For Grafton Lake Sox manager Bob Galvani and his team, the return to diamond this summer has been pretty special. Entering the weekend, Grafton is in second place at 11-4, and a week remains in the PNJ Senior Ruth regular season.
“Huge,” Galvani said of being able to play baseball after a lost spring, especially for Grafton High School seniors who never had a chance to end their careers on the field or in the classroom.
“That’s a huge disconnect for kids,” Galvani added. “I remember my senior year of high school, it was a blast playing with your friends and all that. So, this is an opportunity for them to really get some closer because a lot of the kids they would have been playing with, they are playing with them now.
“I think that was the appea,” he added. “They were really excited to be able to get onto a baseball field. A little bit delayed, but they were excited.”
Two of those seniors are Ben Waitkevich and Ty Dupuis.
“Ben Waitkevich personifies everything you’d want in a baseball player,” Galvani said. “He plays hard, he plays with respect for the opponent. He’s our leadoff hitter. He’s the straw that stirs the drink, and he’s fantastic defensively, just a great kid. If you had 18 of him, you’d be in love with your team.”
Dupuis, who excelled on the diamond for Grafton High, was also a standout golfer for the school.
“He’s just a fantastic kid who also missed his senior year of baseball,” Galvani said. “Both (Ben and Ty) were pretty excited come and play some baseball.”
Galvani said he is proud of how his team has come together, overcoming adversity early on.
“There was no continuity between the offseason and working out and carrying that into the season,” Galvani said. “With the COVID and the pause, that stay-at-home posture, you’re warmed up, and then you had to sit for two and a half months and then you had to restart the engines.”
Galvani said he’s has been particularly aware of how he handles his pitchers.
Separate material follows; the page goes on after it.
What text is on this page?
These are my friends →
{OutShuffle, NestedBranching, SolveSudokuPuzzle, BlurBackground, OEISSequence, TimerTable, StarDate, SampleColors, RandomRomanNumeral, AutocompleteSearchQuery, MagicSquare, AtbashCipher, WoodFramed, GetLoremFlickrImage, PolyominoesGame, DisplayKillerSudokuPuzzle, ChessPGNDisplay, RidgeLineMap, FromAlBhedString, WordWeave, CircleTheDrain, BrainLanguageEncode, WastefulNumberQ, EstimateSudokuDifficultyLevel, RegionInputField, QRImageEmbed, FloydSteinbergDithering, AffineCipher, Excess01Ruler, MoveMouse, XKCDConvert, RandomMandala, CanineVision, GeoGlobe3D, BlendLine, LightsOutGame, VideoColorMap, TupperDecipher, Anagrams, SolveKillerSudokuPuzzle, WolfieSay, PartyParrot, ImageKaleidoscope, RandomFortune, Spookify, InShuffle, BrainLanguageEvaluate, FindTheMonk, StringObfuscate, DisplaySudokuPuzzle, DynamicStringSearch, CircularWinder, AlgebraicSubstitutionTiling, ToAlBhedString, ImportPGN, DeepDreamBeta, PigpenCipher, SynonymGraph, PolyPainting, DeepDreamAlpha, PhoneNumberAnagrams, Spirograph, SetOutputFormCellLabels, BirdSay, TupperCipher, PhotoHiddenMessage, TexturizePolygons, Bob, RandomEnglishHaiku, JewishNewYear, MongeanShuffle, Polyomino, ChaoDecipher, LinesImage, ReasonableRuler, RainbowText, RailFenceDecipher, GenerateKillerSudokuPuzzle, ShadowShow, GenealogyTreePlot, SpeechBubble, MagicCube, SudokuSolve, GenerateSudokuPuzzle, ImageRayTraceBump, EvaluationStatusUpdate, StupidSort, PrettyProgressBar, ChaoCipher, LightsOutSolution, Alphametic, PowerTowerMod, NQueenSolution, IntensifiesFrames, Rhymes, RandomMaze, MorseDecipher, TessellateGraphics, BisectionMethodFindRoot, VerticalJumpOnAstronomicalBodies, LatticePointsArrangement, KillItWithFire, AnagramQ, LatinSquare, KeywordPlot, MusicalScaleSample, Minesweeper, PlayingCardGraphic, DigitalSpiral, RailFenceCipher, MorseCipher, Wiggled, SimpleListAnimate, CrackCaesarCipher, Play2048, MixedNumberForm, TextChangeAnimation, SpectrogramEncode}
“You got to be very careful with your pitchers because their pitching routines are off and the arm strength they built up was lost,” Galvani said. “There is definitely an adjustment that needed to be made going from a normal offseason to a regular season and having to stop and then restart.”
Galvani said a big reason why his team has been so successful is that they’ve played plenty of baseball together in the past.
“Look, these kids largely have been together, and matriculated through Grafton Little League and middle school and high school, so this is a pretty cohesive unit, and they’ve been playing with me for a long time,” Galvani said. “We added a few older kids to round out the roster, and this is a good group of kids. They enjoy playing together and enjoy being together and when you are around it, you get that sense.
Galvani said he really likes the makeup of his team.
“We’re not loaded for bear,” Galvani said. “We didn’t go out and grab AAU kids and stack our roster with studs. These are kids that have been playing together, so you come out and look at our team, it doesn’t look like an AAU roster, but the sum of the parts is greater than the whole. These kids all like playing together, they enjoy being around each other and I enjoy coaching them.”
One of those older kids is pitcher Jack Martin.
“Jack Martin has come on and brought leadership to us,” Galvani said. “He has pitched really well for us and again, not having pitched in a year, he’s coming out and having fun, and you see he plays the game with some passion.”
Charlie Farrah has also been a big part of the winning formula for the Lake Sox. “Charlie Farrah is just a good hard-nosed baseball player,” Galvani said.
Cam Bern, who attended and graduated Valley Tech and played on the Grafton/BVT hockey team, has also been an impact player, along with former Grafton/BVT standout netminder Cam Powell.
Galvani said overall, his entire roster has been called upon to contribute.
“The challenging thing is that with all these kids working, you need that 18-man roster because it takes a village,” Galvani said, referring to a recent game when he only had 10 of his 18 players available. “But that’s the fun of summer ball. This isn’t college athletics, this is summer baseball. So it gives some kids that didn’t get an opportunity to play that much. This is the joy of summer ball.”